Fille de paysans d'une région où coule la rivière La Santoire, ses origines l'ont nourrie. Certains les bâillonnent, tentent de les oublier, chez Marie-Hélène Lafon elles sont présentes tout comme son pays dans chacun de ses livres : "L'immuable géographie de mes livres dessine un pays archaïque, un pays haut, pelu, bourru, violemment doux, ardemment rogue, perdu et retrouvé toujours, quitté et lancinant. Des hommes et des femmes, et quelques enfants, y vivent, y travaillent, ils habitent dans des maisons qui font corps autour d'eux, les bêtes sont nombreuses et vivaces, les apprivoisées et les autres."
Elle connaît la rivière, la vallée, chaque pré tout comme le travail de ses parents "Les enfants, dont je suis, participent à ces travaux, portent les outils, les piquets, le rouleau de fil et voit comment donner à la clôture la bonne tension. Aujourd'hui encore, cette métaphore du fil tendu et du piquet me vient naturellement quand il s'agit de dire le travail de la phrase, et le juste équilibre à trouver entre majuscule initiale et point final".

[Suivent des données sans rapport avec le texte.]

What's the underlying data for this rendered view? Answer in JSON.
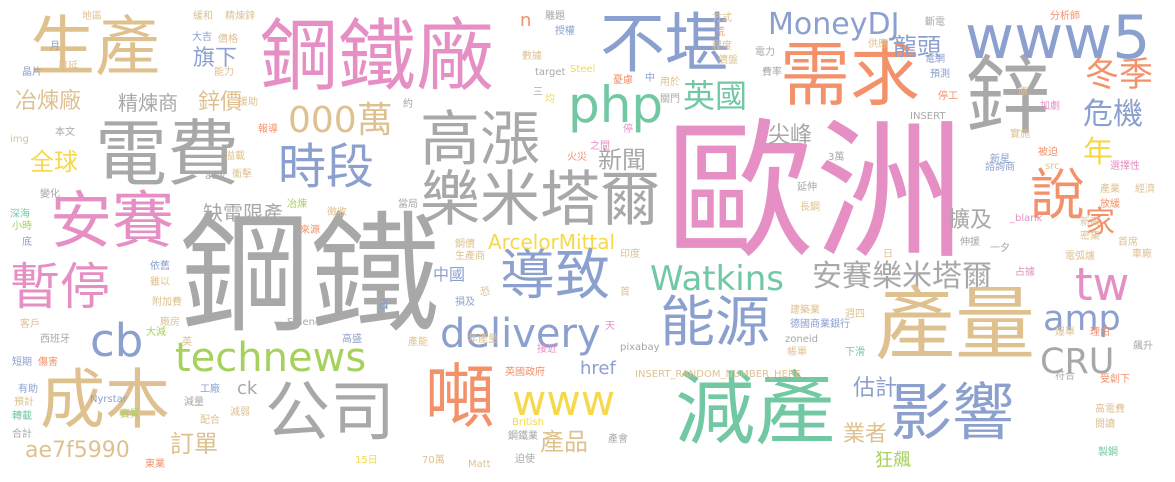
{
  "palette": {
    "pink": "#e58fc4",
    "gray": "#a8a8a8",
    "blue": "#8ca0cf",
    "tan": "#dfc190",
    "orange": "#f3916a",
    "green": "#71c8a3",
    "lime": "#a6d15d",
    "yellow": "#f5d94a"
  },
  "words": [
    {
      "text": "歐洲",
      "color": "pink"
    },
    {
      "text": "鋼鐵",
      "color": "gray"
    },
    {
      "text": "鋼鐵廠",
      "color": "pink"
    },
    {
      "text": "電費",
      "color": "gray"
    },
    {
      "text": "生產",
      "color": "tan"
    },
    {
      "text": "鋅",
      "color": "gray"
    },
    {
      "text": "需求",
      "color": "orange"
    },
    {
      "text": "www5",
      "color": "blue"
    },
    {
      "text": "不堪",
      "color": "blue"
    },
    {
      "text": "高漲",
      "color": "gray"
    },
    {
      "text": "樂米塔爾",
      "color": "gray"
    },
    {
      "text": "安賽",
      "color": "pink"
    },
    {
      "text": "時段",
      "color": "blue"
    },
    {
      "text": "php",
      "color": "green"
    },
    {
      "text": "000萬",
      "color": "tan"
    },
    {
      "text": "MoneyDJ",
      "color": "blue"
    },
    {
      "text": "英國",
      "color": "green"
    },
    {
      "text": "冶煉廠",
      "color": "tan"
    },
    {
      "text": "精煉商",
      "color": "gray"
    },
    {
      "text": "鋅價",
      "color": "tan"
    },
    {
      "text": "旗下",
      "color": "blue"
    },
    {
      "text": "龍頭",
      "color": "blue"
    },
    {
      "text": "冬季",
      "color": "orange"
    },
    {
      "text": "危機",
      "color": "blue"
    },
    {
      "text": "說",
      "color": "orange"
    },
    {
      "text": "家",
      "color": "orange"
    },
    {
      "text": "年",
      "color": "yellow"
    },
    {
      "text": "全球",
      "color": "yellow"
    },
    {
      "text": "暫停",
      "color": "pink"
    },
    {
      "text": "導致",
      "color": "blue"
    },
    {
      "text": "新聞",
      "color": "gray"
    },
    {
      "text": "尖峰",
      "color": "gray"
    },
    {
      "text": "擴及",
      "color": "gray"
    },
    {
      "text": "缺電限產",
      "color": "gray"
    },
    {
      "text": "ArcelorMittal",
      "color": "yellow"
    },
    {
      "text": "Watkins",
      "color": "green"
    },
    {
      "text": "安賽樂米塔爾",
      "color": "gray"
    },
    {
      "text": "tw",
      "color": "pink"
    },
    {
      "text": "amp",
      "color": "blue"
    },
    {
      "text": "cb",
      "color": "blue"
    },
    {
      "text": "technews",
      "color": "lime"
    },
    {
      "text": "delivery",
      "color": "blue"
    },
    {
      "text": "能源",
      "color": "blue"
    },
    {
      "text": "產量",
      "color": "tan"
    },
    {
      "text": "CRU",
      "color": "gray"
    },
    {
      "text": "成本",
      "color": "tan"
    },
    {
      "text": "公司",
      "color": "gray"
    },
    {
      "text": "噸",
      "color": "orange"
    },
    {
      "text": "www",
      "color": "yellow"
    },
    {
      "text": "減產",
      "color": "green"
    },
    {
      "text": "影響",
      "color": "blue"
    },
    {
      "text": "估計",
      "color": "blue"
    },
    {
      "text": "業者",
      "color": "tan"
    },
    {
      "text": "狂飆",
      "color": "lime"
    },
    {
      "text": "產品",
      "color": "tan"
    },
    {
      "text": "href",
      "color": "blue"
    },
    {
      "text": "ae7f5990",
      "color": "tan"
    },
    {
      "text": "訂單",
      "color": "tan"
    },
    {
      "text": "中國",
      "color": "blue"
    },
    {
      "text": "a",
      "color": "blue"
    },
    {
      "text": "ck",
      "color": "gray"
    },
    {
      "text": "n",
      "color": "orange"
    },
    {
      "text": "地區",
      "color": "tan"
    },
    {
      "text": "緩和",
      "color": "tan"
    },
    {
      "text": "精煉鋅",
      "color": "tan"
    },
    {
      "text": "價格",
      "color": "tan"
    },
    {
      "text": "大吉",
      "color": "blue"
    },
    {
      "text": "月",
      "color": "blue"
    },
    {
      "text": "蔓延",
      "color": "tan"
    },
    {
      "text": "晶片",
      "color": "blue"
    },
    {
      "text": "能力",
      "color": "tan"
    },
    {
      "text": "援助",
      "color": "tan"
    },
    {
      "text": "報導",
      "color": "orange"
    },
    {
      "text": "本文",
      "color": "gray"
    },
    {
      "text": "img",
      "color": "tan"
    },
    {
      "text": "變化",
      "color": "gray"
    },
    {
      "text": "深海",
      "color": "green"
    },
    {
      "text": "小時",
      "color": "lime"
    },
    {
      "text": "底",
      "color": "blue"
    },
    {
      "text": "衝擊",
      "color": "tan"
    },
    {
      "text": "溢載",
      "color": "tan"
    },
    {
      "text": "avw",
      "color": "gray"
    },
    {
      "text": "徵收",
      "color": "tan"
    },
    {
      "text": "冶煉",
      "color": "lime"
    },
    {
      "text": "當局",
      "color": "gray"
    },
    {
      "text": "來源",
      "color": "orange"
    },
    {
      "text": "依舊",
      "color": "blue"
    },
    {
      "text": "雖以",
      "color": "tan"
    },
    {
      "text": "附加費",
      "color": "tan"
    },
    {
      "text": "廠房",
      "color": "tan"
    },
    {
      "text": "大減",
      "color": "lime"
    },
    {
      "text": "英",
      "color": "tan"
    },
    {
      "text": "西班牙",
      "color": "gray"
    },
    {
      "text": "客戶",
      "color": "tan"
    },
    {
      "text": "短期",
      "color": "blue"
    },
    {
      "text": "傷害",
      "color": "orange"
    },
    {
      "text": "有助",
      "color": "blue"
    },
    {
      "text": "預計",
      "color": "tan"
    },
    {
      "text": "轉載",
      "color": "green"
    },
    {
      "text": "合計",
      "color": "gray"
    },
    {
      "text": "工廠",
      "color": "blue"
    },
    {
      "text": "減量",
      "color": "gray"
    },
    {
      "text": "減弱",
      "color": "tan"
    },
    {
      "text": "配合",
      "color": "tan"
    },
    {
      "text": "Nyrstar",
      "color": "blue"
    },
    {
      "text": "實質",
      "color": "lime"
    },
    {
      "text": "東業",
      "color": "orange"
    },
    {
      "text": "Sidenor",
      "color": "gray"
    },
    {
      "text": "高盛",
      "color": "blue"
    },
    {
      "text": "產能",
      "color": "tan"
    },
    {
      "text": "接近",
      "color": "pink"
    },
    {
      "text": "英國政府",
      "color": "orange"
    },
    {
      "text": "British",
      "color": "yellow"
    },
    {
      "text": "鋼鐵業",
      "color": "gray"
    },
    {
      "text": "15日",
      "color": "yellow"
    },
    {
      "text": "70萬",
      "color": "tan"
    },
    {
      "text": "Matt",
      "color": "tan"
    },
    {
      "text": "迫使",
      "color": "gray"
    },
    {
      "text": "產會",
      "color": "gray"
    },
    {
      "text": "INSERT_RANDOM_NUMBER_HERE",
      "color": "tan"
    },
    {
      "text": "pixabay",
      "color": "gray"
    },
    {
      "text": "年產量",
      "color": "tan"
    },
    {
      "text": "損及",
      "color": "blue"
    },
    {
      "text": "恐",
      "color": "tan"
    },
    {
      "text": "天",
      "color": "pink"
    },
    {
      "text": "鋼價",
      "color": "tan"
    },
    {
      "text": "生產商",
      "color": "tan"
    },
    {
      "text": "印度",
      "color": "tan"
    },
    {
      "text": "首",
      "color": "tan"
    },
    {
      "text": "建築業",
      "color": "tan"
    },
    {
      "text": "週四",
      "color": "tan"
    },
    {
      "text": "德國商業銀行",
      "color": "blue"
    },
    {
      "text": "zoneid",
      "color": "gray"
    },
    {
      "text": "帳單",
      "color": "tan"
    },
    {
      "text": "下滑",
      "color": "green"
    },
    {
      "text": "Steel",
      "color": "yellow"
    },
    {
      "text": "方式",
      "color": "tan"
    },
    {
      "text": "荒",
      "color": "orange"
    },
    {
      "text": "程度",
      "color": "tan"
    },
    {
      "text": "電力",
      "color": "gray"
    },
    {
      "text": "費率",
      "color": "gray"
    },
    {
      "text": "供應",
      "color": "tan"
    },
    {
      "text": "電網",
      "color": "blue"
    },
    {
      "text": "斷電",
      "color": "gray"
    },
    {
      "text": "分析師",
      "color": "orange"
    },
    {
      "text": "預測",
      "color": "blue"
    },
    {
      "text": "停工",
      "color": "orange"
    },
    {
      "text": "加劇",
      "color": "pink"
    },
    {
      "text": "原",
      "color": "tan"
    },
    {
      "text": "INSERT",
      "color": "gray"
    },
    {
      "text": "實施",
      "color": "tan"
    },
    {
      "text": "諮詢商",
      "color": "blue"
    },
    {
      "text": "被迫",
      "color": "orange"
    },
    {
      "text": "新星",
      "color": "blue"
    },
    {
      "text": "src",
      "color": "tan"
    },
    {
      "text": "選擇性",
      "color": "pink"
    },
    {
      "text": "產業",
      "color": "tan"
    },
    {
      "text": "經濟",
      "color": "tan"
    },
    {
      "text": "放緩",
      "color": "orange"
    },
    {
      "text": "_blank",
      "color": "pink"
    },
    {
      "text": "新高",
      "color": "tan"
    },
    {
      "text": "密集",
      "color": "tan"
    },
    {
      "text": "首席",
      "color": "tan"
    },
    {
      "text": "車廠",
      "color": "tan"
    },
    {
      "text": "電弧爐",
      "color": "tan"
    },
    {
      "text": "占據",
      "color": "pink"
    },
    {
      "text": "伸援",
      "color": "gray"
    },
    {
      "text": "一夕",
      "color": "gray"
    },
    {
      "text": "爆單",
      "color": "tan"
    },
    {
      "text": "理由",
      "color": "orange"
    },
    {
      "text": "飆升",
      "color": "gray"
    },
    {
      "text": "符合",
      "color": "gray"
    },
    {
      "text": "受創下",
      "color": "orange"
    },
    {
      "text": "高電費",
      "color": "tan"
    },
    {
      "text": "閱讀",
      "color": "tan"
    },
    {
      "text": "製鋼",
      "color": "green"
    },
    {
      "text": "長鋼",
      "color": "tan"
    },
    {
      "text": "延伸",
      "color": "gray"
    },
    {
      "text": "3萬",
      "color": "gray"
    },
    {
      "text": "日",
      "color": "tan"
    },
    {
      "text": "target",
      "color": "gray"
    },
    {
      "text": "數據",
      "color": "tan"
    },
    {
      "text": "授權",
      "color": "blue"
    },
    {
      "text": "雕題",
      "color": "gray"
    },
    {
      "text": "約",
      "color": "gray"
    },
    {
      "text": "均",
      "color": "yellow"
    },
    {
      "text": "停",
      "color": "pink"
    },
    {
      "text": "之間",
      "color": "pink"
    },
    {
      "text": "火災",
      "color": "orange"
    },
    {
      "text": "三",
      "color": "gray"
    },
    {
      "text": "用於",
      "color": "tan"
    },
    {
      "text": "關門",
      "color": "gray"
    },
    {
      "text": "價盤",
      "color": "tan"
    },
    {
      "text": "憂慮",
      "color": "orange"
    },
    {
      "text": "中",
      "color": "blue"
    }
  ]
}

Son pays est incrusté sous sa peau, il coule dans ses veines et dans ses mots " Je sais seulement que la regardeuse d'enfance est devenue une travailleuse du verbe, assise à l'établi pour tout donner en noir et blanc sur les pages des livres". Son pays et Marie-Hélène Lafon sont indissociables.

L'humilité qui s'en dégage, la puissance et cette  simplicité si belle de ce qu'elle nous transmet avec amour et sincérité m'ont prises à la gorge.  Un texte qui m'a touchée-coulée.

Si j’osais, si j’osais vraiment, si j’avais moins de peur et davantage de force, on ne passerait pas par les histoires, le roman la nouvelle, on n’aurait pas besoin de ces détours et méandres charnus, on ne raconterait rien et le blanc monterait sur la page jusqu’à la noyer de silence. On ferait ça, on serait à l'os de l'étymologie, dans le poème des choses nues et réveillées, le vent, les arbres, le ciel, les nuages, la rivière, les odeurs, le feu, la nuit, les saisons. Il s’agirait de restituer un monde, de le donner à voir, mais aussi à entendre, écouter, deviner, humer, flairer, sentir, goûter, toucher, embrasser, à pleins bras, de toute sa peau, page à page pas à pas, comme on marche, et ma place serait là, enfoncée dans les pays et dans la rumination lente du verbe.